JEFF ROSSEN reporting: In this surveillance video, the final picture of Jennifer Hawke - Petit , less than an hour before her death. Prosecutors say Petit was at a local bank withdrawing $15,000 and calmly told the bank teller her entire family was being held hostage at home -- husband William , a prominent doctor, and their two kids, 11-year-old Michaela and 17-year-old Hayley . She said she needed the money for ransom, and one of the suspects was waiting in the parking lot. That's when the bank manager made this chilling call to 911.

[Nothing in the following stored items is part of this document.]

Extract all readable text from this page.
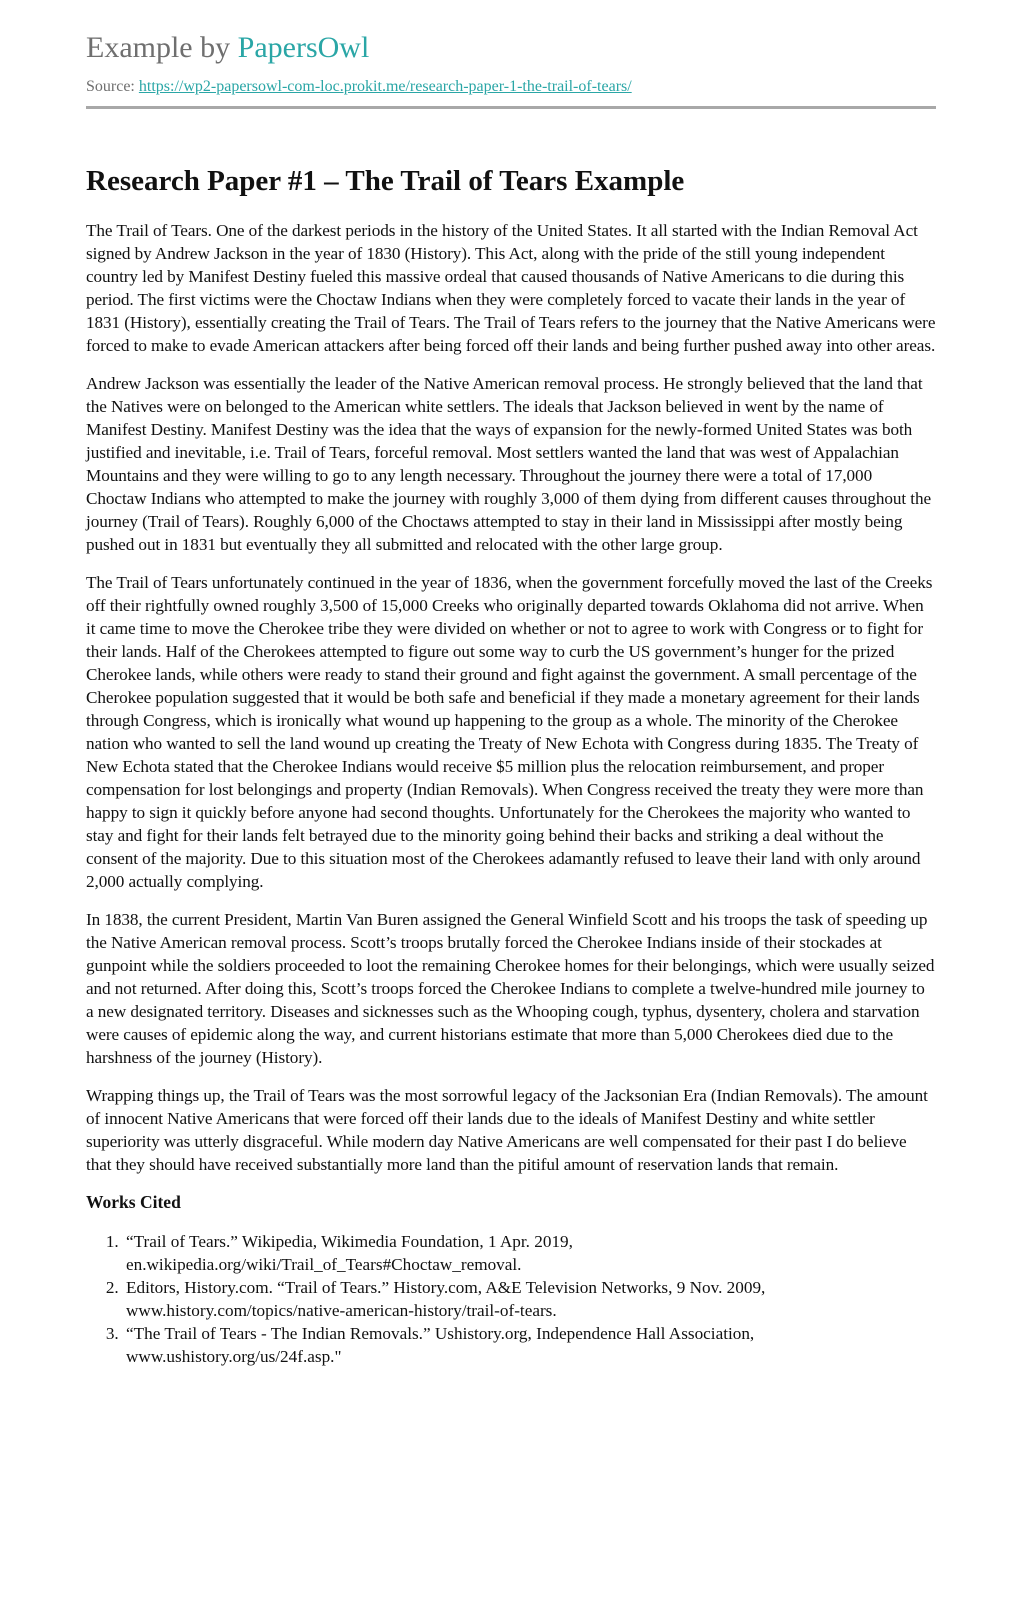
Example by PapersOwl
Source: https://wp2-papersowl-com-loc.prokit.me/research-paper-1-the-trail-of-tears/
Research Paper #1 – The Trail of Tears Example

The Trail of Tears. One of the darkest periods in the history of the United States. It all started with the Indian Removal Act signed by Andrew Jackson in the year of 1830 (History). This Act, along with the pride of the still young independent country led by Manifest Destiny fueled this massive ordeal that caused thousands of Native Americans to die during this period. The first victims were the Choctaw Indians when they were completely forced to vacate their lands in the year of 1831 (History), essentially creating the Trail of Tears. The Trail of Tears refers to the journey that the Native Americans were forced to make to evade American attackers after being forced off their lands and being further pushed away into other areas.

Andrew Jackson was essentially the leader of the Native American removal process. He strongly believed that the land that the Natives were on belonged to the American white settlers. The ideals that Jackson believed in went by the name of Manifest Destiny. Manifest Destiny was the idea that the ways of expansion for the newly-formed United States was both justified and inevitable, i.e. Trail of Tears, forceful removal. Most settlers wanted the land that was west of Appalachian Mountains and they were willing to go to any length necessary. Throughout the journey there were a total of 17,000 Choctaw Indians who attempted to make the journey with roughly 3,000 of them dying from different causes throughout the journey (Trail of Tears). Roughly 6,000 of the Choctaws attempted to stay in their land in Mississippi after mostly being pushed out in 1831 but eventually they all submitted and relocated with the other large group.

The Trail of Tears unfortunately continued in the year of 1836, when the government forcefully moved the last of the Creeks off their rightfully owned roughly 3,500 of 15,000 Creeks who originally departed towards Oklahoma did not arrive. When it came time to move the Cherokee tribe they were divided on whether or not to agree to work with Congress or to fight for their lands. Half of the Cherokees attempted to figure out some way to curb the US government’s hunger for the prized Cherokee lands, while others were ready to stand their ground and fight against the government. A small percentage of the Cherokee population suggested that it would be both safe and beneficial if they made a monetary agreement for their lands through Congress, which is ironically what wound up happening to the group as a whole. The minority of the Cherokee nation who wanted to sell the land wound up creating the Treaty of New Echota with Congress during 1835. The Treaty of New Echota stated that the Cherokee Indians would receive $5 million plus the relocation reimbursement, and proper compensation for lost belongings and property (Indian Removals). When Congress received the treaty they were more than happy to sign it quickly before anyone had second thoughts. Unfortunately for the Cherokees the majority who wanted to stay and fight for their lands felt betrayed due to the minority going behind their backs and striking a deal without the consent of the majority. Due to this situation most of the Cherokees adamantly refused to leave their land with only around 2,000 actually complying.

In 1838, the current President, Martin Van Buren assigned the General Winfield Scott and his troops the task of speeding up the Native American removal process. Scott’s troops brutally forced the Cherokee Indians inside of their stockades at gunpoint while the soldiers proceeded to loot the remaining Cherokee homes for their belongings, which were usually seized and not returned. After doing this, Scott’s troops forced the Cherokee Indians to complete a twelve-hundred mile journey to a new designated territory. Diseases and sicknesses such as the Whooping cough, typhus, dysentery, cholera and starvation were causes of epidemic along the way, and current historians estimate that more than 5,000 Cherokees died due to the harshness of the journey (History).

Wrapping things up, the Trail of Tears was the most sorrowful legacy of the Jacksonian Era (Indian Removals). The amount of innocent Native Americans that were forced off their lands due to the ideals of Manifest Destiny and white settler superiority was utterly disgraceful. While modern day Native Americans are well compensated for their past I do believe that they should have received substantially more land than the pitiful amount of reservation lands that remain.

Works Cited
1. “Trail of Tears.” Wikipedia, Wikimedia Foundation, 1 Apr. 2019, en.wikipedia.org/wiki/Trail_of_Tears#Choctaw_removal.
2. Editors, History.com. “Trail of Tears.” History.com, A&E Television Networks, 9 Nov. 2009, www.history.com/topics/native-american-history/trail-of-tears.
3. “The Trail of Tears - The Indian Removals.” Ushistory.org, Independence Hall Association, www.ushistory.org/us/24f.asp."
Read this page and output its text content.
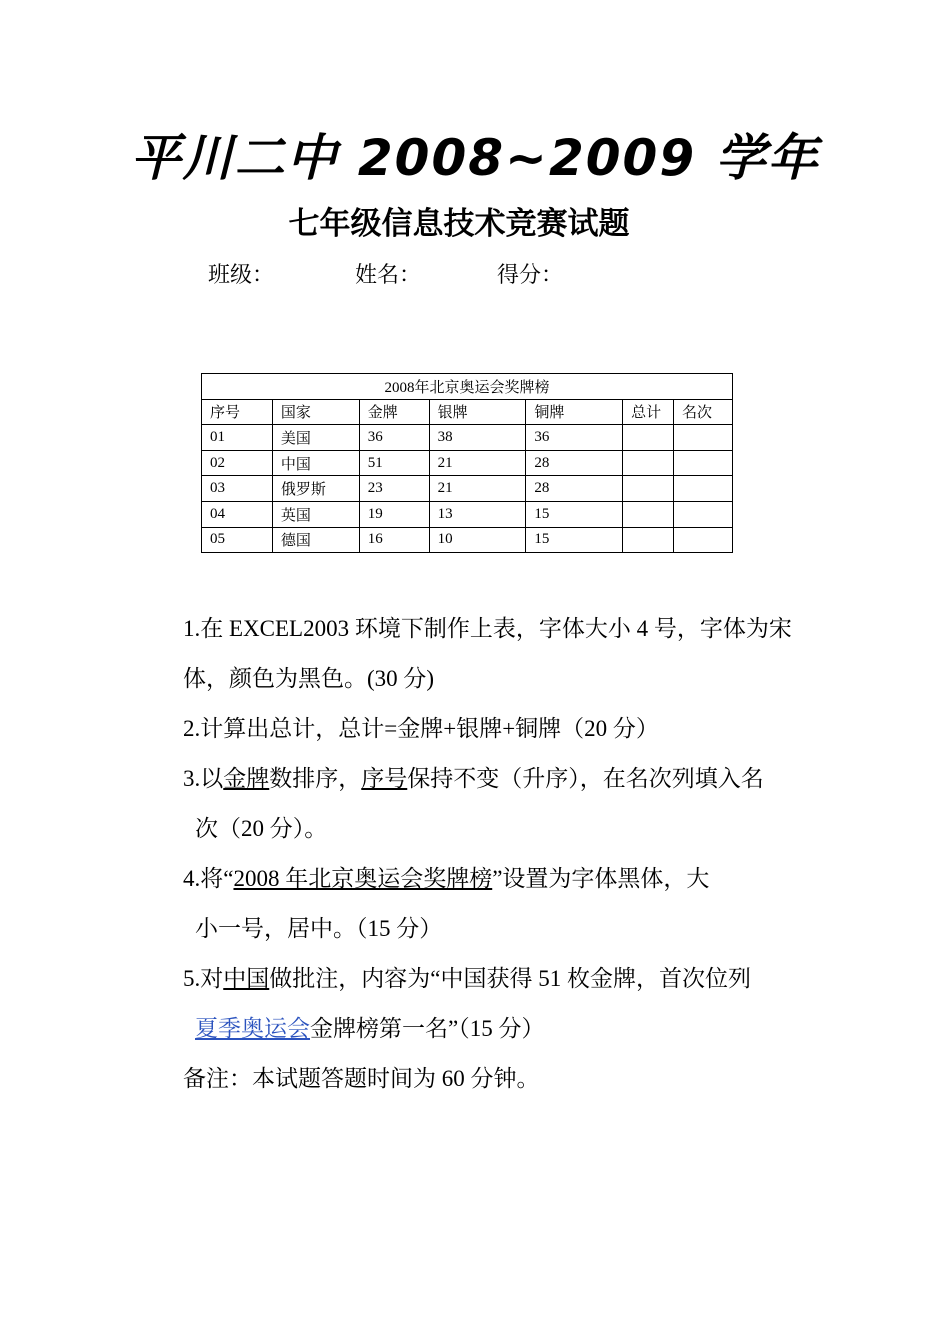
平川二中 2008~2009 学年
七年级信息技术竞赛试题
班级：	姓名：	得分：
2008年北京奥运会奖牌榜						
序号	国家	金牌	银牌	铜牌	总计	名次
01	美国	36	38	36		
02	中国	51	21	28		
03	俄罗斯	23	21	28		
04	英国	19	13	15		
05	德国	16	10	15		

1.在 EXCEL2003 环境下制作上表，字体大小 4 号，字体为宋体，颜色为黑色。(30 分)

2.计算出总计，总计=金牌+银牌+铜牌（20 分）

3.以金牌数排序，序号保持不变（升序），在名次列填入名
次（20 分）。

4.将“2008 年北京奥运会奖牌榜”设置为字体黑体，大
小一号，居中。（15 分）

5.对中国做批注，内容为“中国获得 51 枚金牌，首次位列
夏季奥运会金牌榜第一名”（15 分）

备注：本试题答题时间为 60 分钟。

Unidentified Woman: We have a lady who is in our bank right now who says that her husband and children are being held at their house, and if the police are told they will kill the children and the husband. She says they are being very nice. They have their faces covered. She is petrified.
ROSSEN: With good reason. Prosecutors say these two men, Steven Hayes and Joshua Komisarjevsky , were terrorizing the family, beating Dr. Petit with a baseball bat and tying him to this pole in the basement. His two daughters were tied to their beds upstairs.
Woman: They told her they wouldn't hurt anybody if she got back there with the money. She believes them.
ROSSEN: But prosecutors say once back home, Jennifer Petit was sexually assaulted and strangled. Then, officials say, the suspects set the house on fire. The mother and her two daughters were killed. Dr. William Petit escaped.
Dr. WILLIAM PETIT: Just tried to do the best I could for my family.
ROSSEN: This week he took the stand, describing in gripping detail his family's final moments. "They tied my hands at the wrists and my feet at the ankles," he told the jury. He heard one of the suspects say, "If he moves, put two bullets in him." Petit testified he could hear his wife and children being tortured in another section of the house. "I heard the moaning and thumps." How emotional was it for you to be on the stand today?
Dr. PETIT: Very emotional.
ROSSEN: In court, an unusual strategy by Steven Hayes ' defense attorney. In an effort to avoid the death penalty , he admits his client committed the crime, but also points the finger at police, saying officers could have done more to save the family. Cheshire police did respond to the Petit home, but never went inside. On the stand, the police captain testified they followed protocol, telling the jury, "If we had any indication of violence, I would have been the first one through the door." Prosecutors are pushing for the death penalty in a crime that was as brutal as William Petit appears strong. Jeff Rossen , NBC News, New York.